Prezando pelo resgate da capoeira fora do eixo central da cidade, Mestre Barba Branca funda, em 1984, o Grupo de Capoeira Angola Cabula (GCAC), no Cabula, quando ainda era Contramestre, adotando como escudo do grupo uma obra cedida pelo pintor Carybé, por quem tinha grande amizade. O nome do grupo resgata a origem da palavra Cabula, de raiz Bantu, termo que por sua força alcunhou um dos mais antigos e notórios quilombos do mundo, situado na região denominada "miolo" de Salvador. ​Este quilombo foi responsável por uma complexa rede de solidariedade e resistência negra e indígena, que organizava a libertação e acolhimento de outros escravizados ou trabalhadores precarizados, insurgia em rebeliões contra as forças de repressão na Bahia e realizava saques da produção em grandes fazendas para distribuição livre de alimentos entre seus moradores. Além disto, o quilombo foi o responsável pela manutenção de uma forte presença cultural africana que reflete até hoje no quantitativo expressivo de terreiros, blocos de afoxé, grupos de capoeira e inúmeras organizações políticas comunitárias. Não à toa que a pesquisadora Rosali Braga Fernandes, em sua obra intitulada “Las políticas de la vivienda en la ciudad de Salvador y los processos de urbanización popular en el caso del Cabula”, de 2003, cita que “o primeiro registro baiano da palavra candomblé, designando um local de culto africano, foi em 1826, em um documento policial que se referia precisamente a um terreiro no Cabula”.

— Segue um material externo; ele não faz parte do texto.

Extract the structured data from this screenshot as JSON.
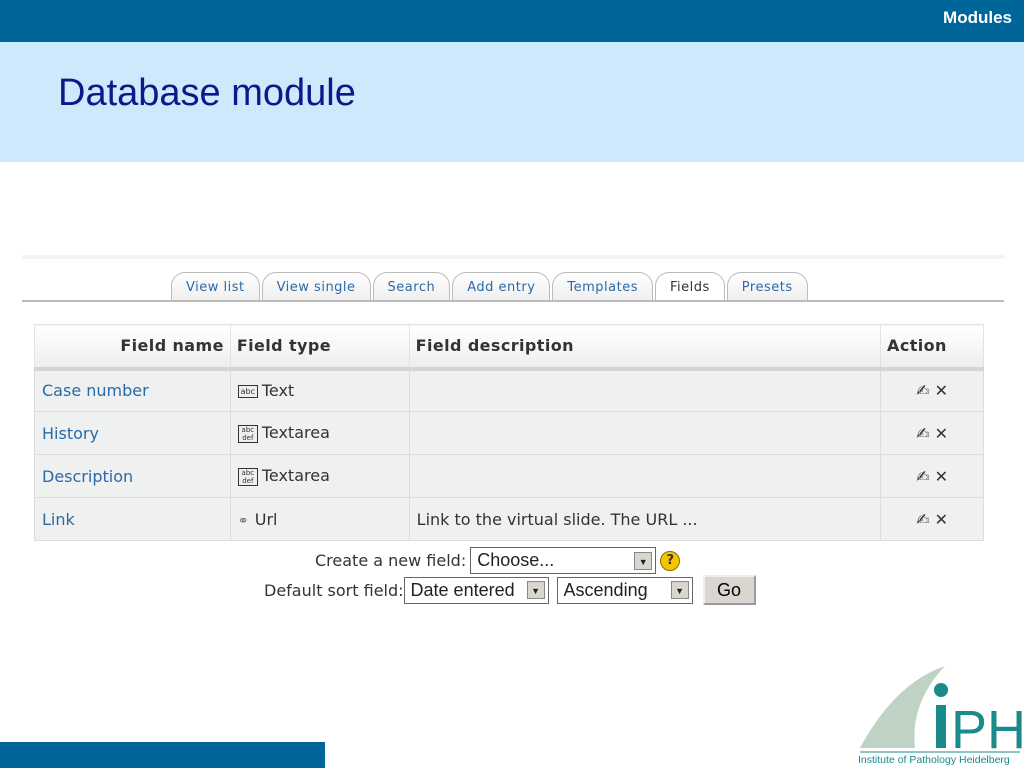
{
  "header": {
    "section": "Modules",
    "title": "Database module"
  },
  "tabs": [
    {
      "label": "View list"
    },
    {
      "label": "View single"
    },
    {
      "label": "Search"
    },
    {
      "label": "Add entry"
    },
    {
      "label": "Templates"
    },
    {
      "label": "Fields",
      "active": true
    },
    {
      "label": "Presets"
    }
  ],
  "table": {
    "headers": [
      "Field name",
      "Field type",
      "Field description",
      "Action"
    ],
    "rows": [
      {
        "name": "Case number",
        "type": "Text",
        "icon": "abc",
        "description": ""
      },
      {
        "name": "History",
        "type": "Textarea",
        "icon": "abc def",
        "description": ""
      },
      {
        "name": "Description",
        "type": "Textarea",
        "icon": "abc def",
        "description": ""
      },
      {
        "name": "Link",
        "type": "Url",
        "icon": "link",
        "description": "Link to the virtual slide. The URL ..."
      }
    ]
  },
  "form": {
    "create_label": "Create a new field:",
    "create_value": "Choose...",
    "sort_label": "Default sort field:",
    "sort_value": "Date entered",
    "order_value": "Ascending",
    "go": "Go"
  },
  "logo": {
    "text": "iPH",
    "subtitle": "Institute of Pathology Heidelberg"
  }
}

A parceria com Mãe Stella e o Ilê Axé Opô Afonjá

Seguindo a tradição de resistência do Cabula, em 1993, através de parceria com Mãe Stella de Oxóssi, Mestre Barba Branca inicia um importante trabalho de capoeira angola com crianças no São Gonçalo do Retiro, no Ilê Axé Opô Afonjá. O trabalho fazia parte de um grande projeto de educação popular orientado por Mãe Stella e foi no Afonjá onde se iniciaram na capoeira os atuais Mestre Olhos de Anjo e Mestre Saúva, além dos contramestres Barbeirinho, Rato e Mão Dez. Os relatos colhidos contam que Mãe Stella nutria um enorme carinho pelo Mestre Barba Branca e fazia questão de estar presente em muitas de suas atividades, acompanhando as crianças e suprindo as suas necessidades sempre que possível e necessário.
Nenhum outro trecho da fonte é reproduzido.